Andy Murray Andy Murray of Great Britain celebrates a point in his first round match against Karol Beck of Slovakia during day two of the 2011 Australian Open at Melbourne Park on January 18, 2011 in Melbourne, Australia.

Ferrer vs. Murray:  Not the Spaniard whom most expected to spar with the Scot in the second semifinal, the world #7 has reached the final four for only the second time at a major.  Curiously, both of his appearances at this stage have come on hard courts rather than his favored clay, where he has conquered Murray three times.  Succumbing to the Spanish dirt devil at Rome and Madrid in 2010, the world #5 emphatically avenged those reverses at the year-end championships.  Their only hard-court meeting in nearly five years, that contest rushed swiftly towards its inevitable conclusion as Ferrer rarely threatened Murray on his serve while constantly sustaining pressure on his own delivery.  Like Nadal, the Scot can cover the court as thoroughly as the seventh seed, who has not developed the offensive arsenal to overpower his higher-ranked foe from the baseline.  In addition to his grinding resilience, Ferrer relies upon a steady barrage of inside-out forehands that often can trouble forehand-centered games but flies directly into the teeth of Murray’s greatest asset, his brisk two-handed backhand.  Although last year’s finalist has achieved little consistency with his first serve, he will collect far more free points with that imposing delivery than does Ferrer with a serve that merely opens the rally, similar to those of most clay-court specialists. 

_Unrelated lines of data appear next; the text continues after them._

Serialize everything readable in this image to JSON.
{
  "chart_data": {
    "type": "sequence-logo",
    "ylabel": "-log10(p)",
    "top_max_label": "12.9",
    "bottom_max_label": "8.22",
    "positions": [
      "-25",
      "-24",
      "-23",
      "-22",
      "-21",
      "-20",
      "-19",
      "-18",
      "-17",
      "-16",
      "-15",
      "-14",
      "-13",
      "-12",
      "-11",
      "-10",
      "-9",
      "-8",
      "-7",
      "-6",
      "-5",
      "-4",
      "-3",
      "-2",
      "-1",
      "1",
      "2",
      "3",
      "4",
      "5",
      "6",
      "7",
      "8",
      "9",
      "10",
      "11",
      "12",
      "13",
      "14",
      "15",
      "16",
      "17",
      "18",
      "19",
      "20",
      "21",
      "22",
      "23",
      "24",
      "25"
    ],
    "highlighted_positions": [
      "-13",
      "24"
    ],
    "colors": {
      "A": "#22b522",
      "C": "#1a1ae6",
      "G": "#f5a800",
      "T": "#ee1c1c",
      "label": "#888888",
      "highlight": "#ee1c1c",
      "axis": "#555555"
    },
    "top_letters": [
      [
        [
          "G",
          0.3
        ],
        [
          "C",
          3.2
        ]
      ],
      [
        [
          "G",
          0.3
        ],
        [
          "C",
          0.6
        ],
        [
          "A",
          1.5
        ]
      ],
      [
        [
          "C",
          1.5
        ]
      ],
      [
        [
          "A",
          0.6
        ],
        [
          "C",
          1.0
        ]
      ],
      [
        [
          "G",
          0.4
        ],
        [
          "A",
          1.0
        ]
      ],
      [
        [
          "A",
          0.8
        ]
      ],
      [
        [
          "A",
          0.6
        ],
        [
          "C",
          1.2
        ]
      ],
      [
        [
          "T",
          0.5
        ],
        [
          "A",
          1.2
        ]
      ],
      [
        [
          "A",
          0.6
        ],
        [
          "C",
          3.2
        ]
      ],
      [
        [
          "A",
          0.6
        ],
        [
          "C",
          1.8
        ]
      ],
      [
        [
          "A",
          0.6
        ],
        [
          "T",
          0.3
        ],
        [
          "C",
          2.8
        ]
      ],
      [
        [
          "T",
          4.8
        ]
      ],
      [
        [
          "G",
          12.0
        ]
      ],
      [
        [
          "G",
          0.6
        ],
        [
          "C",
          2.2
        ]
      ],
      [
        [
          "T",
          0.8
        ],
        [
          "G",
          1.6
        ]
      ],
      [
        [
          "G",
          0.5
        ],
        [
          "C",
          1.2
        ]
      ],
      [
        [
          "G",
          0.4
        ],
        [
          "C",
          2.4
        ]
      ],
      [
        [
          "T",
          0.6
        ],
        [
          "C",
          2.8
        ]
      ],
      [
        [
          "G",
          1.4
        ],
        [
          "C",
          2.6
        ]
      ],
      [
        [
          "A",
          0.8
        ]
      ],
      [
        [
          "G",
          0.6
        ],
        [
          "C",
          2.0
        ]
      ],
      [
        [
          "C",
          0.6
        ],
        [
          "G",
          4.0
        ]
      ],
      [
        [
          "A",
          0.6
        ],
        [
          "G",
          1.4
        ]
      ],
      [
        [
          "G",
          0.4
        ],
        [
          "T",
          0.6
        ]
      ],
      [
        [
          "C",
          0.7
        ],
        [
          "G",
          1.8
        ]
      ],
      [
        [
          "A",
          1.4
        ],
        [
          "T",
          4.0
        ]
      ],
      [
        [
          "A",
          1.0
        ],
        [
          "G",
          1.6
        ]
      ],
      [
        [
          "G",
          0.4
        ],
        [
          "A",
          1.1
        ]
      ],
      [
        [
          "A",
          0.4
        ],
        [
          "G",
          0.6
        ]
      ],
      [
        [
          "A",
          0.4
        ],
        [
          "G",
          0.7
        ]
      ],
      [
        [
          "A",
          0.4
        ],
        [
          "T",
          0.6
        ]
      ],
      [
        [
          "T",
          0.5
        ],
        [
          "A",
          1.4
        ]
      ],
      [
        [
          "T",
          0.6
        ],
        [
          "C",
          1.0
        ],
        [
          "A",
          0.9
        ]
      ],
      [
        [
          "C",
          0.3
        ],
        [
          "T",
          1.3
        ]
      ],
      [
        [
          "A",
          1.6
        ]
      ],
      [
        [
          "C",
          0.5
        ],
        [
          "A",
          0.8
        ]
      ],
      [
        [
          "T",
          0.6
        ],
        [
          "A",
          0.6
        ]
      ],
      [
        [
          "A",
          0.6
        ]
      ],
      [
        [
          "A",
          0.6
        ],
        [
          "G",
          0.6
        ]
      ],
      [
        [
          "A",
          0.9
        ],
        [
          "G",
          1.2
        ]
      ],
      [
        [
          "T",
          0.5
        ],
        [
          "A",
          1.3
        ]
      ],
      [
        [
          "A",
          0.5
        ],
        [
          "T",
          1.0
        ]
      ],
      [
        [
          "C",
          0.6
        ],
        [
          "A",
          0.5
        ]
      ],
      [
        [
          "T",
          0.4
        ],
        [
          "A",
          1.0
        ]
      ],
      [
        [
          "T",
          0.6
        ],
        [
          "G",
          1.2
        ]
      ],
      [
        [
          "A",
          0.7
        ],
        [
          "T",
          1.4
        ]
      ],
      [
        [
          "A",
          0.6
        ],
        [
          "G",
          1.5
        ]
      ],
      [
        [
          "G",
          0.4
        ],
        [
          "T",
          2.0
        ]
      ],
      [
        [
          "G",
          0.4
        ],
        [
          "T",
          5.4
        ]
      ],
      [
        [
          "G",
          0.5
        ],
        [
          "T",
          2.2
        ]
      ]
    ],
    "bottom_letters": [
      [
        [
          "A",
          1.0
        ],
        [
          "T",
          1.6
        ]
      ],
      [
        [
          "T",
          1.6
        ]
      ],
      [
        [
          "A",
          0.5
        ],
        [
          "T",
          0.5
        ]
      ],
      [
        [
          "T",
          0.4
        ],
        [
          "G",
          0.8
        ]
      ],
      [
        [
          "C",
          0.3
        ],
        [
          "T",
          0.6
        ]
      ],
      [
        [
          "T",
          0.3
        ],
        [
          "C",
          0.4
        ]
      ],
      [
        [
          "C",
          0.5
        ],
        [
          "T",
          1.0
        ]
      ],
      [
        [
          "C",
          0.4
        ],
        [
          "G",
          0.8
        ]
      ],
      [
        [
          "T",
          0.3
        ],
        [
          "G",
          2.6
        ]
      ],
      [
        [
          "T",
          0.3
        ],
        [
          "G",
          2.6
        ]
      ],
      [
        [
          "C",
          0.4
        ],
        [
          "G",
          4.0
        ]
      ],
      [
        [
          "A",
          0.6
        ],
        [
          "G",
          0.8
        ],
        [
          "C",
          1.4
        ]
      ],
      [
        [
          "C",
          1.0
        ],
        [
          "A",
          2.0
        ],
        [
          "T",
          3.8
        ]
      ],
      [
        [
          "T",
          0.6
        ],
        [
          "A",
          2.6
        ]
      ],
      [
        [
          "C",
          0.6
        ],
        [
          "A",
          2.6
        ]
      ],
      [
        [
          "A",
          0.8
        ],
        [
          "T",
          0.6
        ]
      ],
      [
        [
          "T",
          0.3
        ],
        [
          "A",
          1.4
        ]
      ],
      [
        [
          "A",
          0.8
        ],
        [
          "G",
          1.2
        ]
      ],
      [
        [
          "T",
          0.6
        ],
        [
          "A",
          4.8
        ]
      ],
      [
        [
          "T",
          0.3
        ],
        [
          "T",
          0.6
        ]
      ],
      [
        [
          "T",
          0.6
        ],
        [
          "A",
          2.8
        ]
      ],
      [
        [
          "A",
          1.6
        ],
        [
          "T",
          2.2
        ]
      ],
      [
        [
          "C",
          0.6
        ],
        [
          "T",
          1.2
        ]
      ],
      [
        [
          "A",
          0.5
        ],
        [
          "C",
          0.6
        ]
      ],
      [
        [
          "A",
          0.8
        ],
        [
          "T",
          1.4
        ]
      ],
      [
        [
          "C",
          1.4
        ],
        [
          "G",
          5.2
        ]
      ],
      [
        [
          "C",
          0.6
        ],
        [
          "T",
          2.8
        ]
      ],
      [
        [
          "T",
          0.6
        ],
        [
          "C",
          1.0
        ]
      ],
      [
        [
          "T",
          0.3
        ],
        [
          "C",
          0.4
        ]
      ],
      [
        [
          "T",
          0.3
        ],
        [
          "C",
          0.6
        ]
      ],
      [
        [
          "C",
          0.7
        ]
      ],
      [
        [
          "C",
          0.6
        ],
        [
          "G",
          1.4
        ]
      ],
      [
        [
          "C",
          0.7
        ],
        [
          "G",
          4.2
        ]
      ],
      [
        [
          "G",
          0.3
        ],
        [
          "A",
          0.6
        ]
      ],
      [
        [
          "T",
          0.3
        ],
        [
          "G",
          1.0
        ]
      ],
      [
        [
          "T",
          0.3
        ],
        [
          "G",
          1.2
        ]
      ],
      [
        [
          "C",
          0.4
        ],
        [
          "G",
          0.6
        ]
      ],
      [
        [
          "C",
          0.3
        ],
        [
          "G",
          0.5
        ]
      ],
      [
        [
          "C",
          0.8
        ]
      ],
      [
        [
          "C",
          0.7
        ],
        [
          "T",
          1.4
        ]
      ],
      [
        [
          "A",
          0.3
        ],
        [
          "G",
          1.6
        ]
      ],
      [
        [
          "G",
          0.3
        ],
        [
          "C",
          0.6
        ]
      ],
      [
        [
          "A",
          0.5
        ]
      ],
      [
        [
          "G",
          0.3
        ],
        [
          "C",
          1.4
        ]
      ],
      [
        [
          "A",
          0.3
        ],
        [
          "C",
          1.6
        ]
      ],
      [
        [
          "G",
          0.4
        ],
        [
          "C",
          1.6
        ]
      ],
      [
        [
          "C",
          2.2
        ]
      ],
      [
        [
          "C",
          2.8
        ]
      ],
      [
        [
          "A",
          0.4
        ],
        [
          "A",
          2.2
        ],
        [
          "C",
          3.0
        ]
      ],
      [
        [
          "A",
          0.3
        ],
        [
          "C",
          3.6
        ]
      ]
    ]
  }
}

Among the two finest returners in the game, the fifth and seventh seeds view that shot from contrasting perspectives.  Whereas the Scot slaps benign second serves for outright winners, the Spaniard punches an unparalleled percentage of first serves into play with his compact strokes, frustrating opponents accustomed to aces.  On a surface far slower than the indoor court in London, Ferrer will sink his jaws into baseline exchanges more frequently than he could during their previous encounter.  Before the quarterfinal, moreover, the seventh seed reeled off victories nearly as authoritative as those of his opponent, who conceded just five games to Melzer and just 22 games in his first 12 sets.  Twice a runner-up to Federer at hard-court majors, Murray bears much greater expectations than does a Spaniard whose compatriots center their attention upon Nadal.  How will he respond to the role of the overwhelming favorite in a situation of this magnitude?  In a similar context against Cilic last year, he opened the match tense and irritable before finding his rhythm midway through the second set.  Without a thunderous serve to defuse, though, Murray should earn another opportunity to infuse British hearts with a bittersweet brew blending renewed hope and the anticipation of anguish.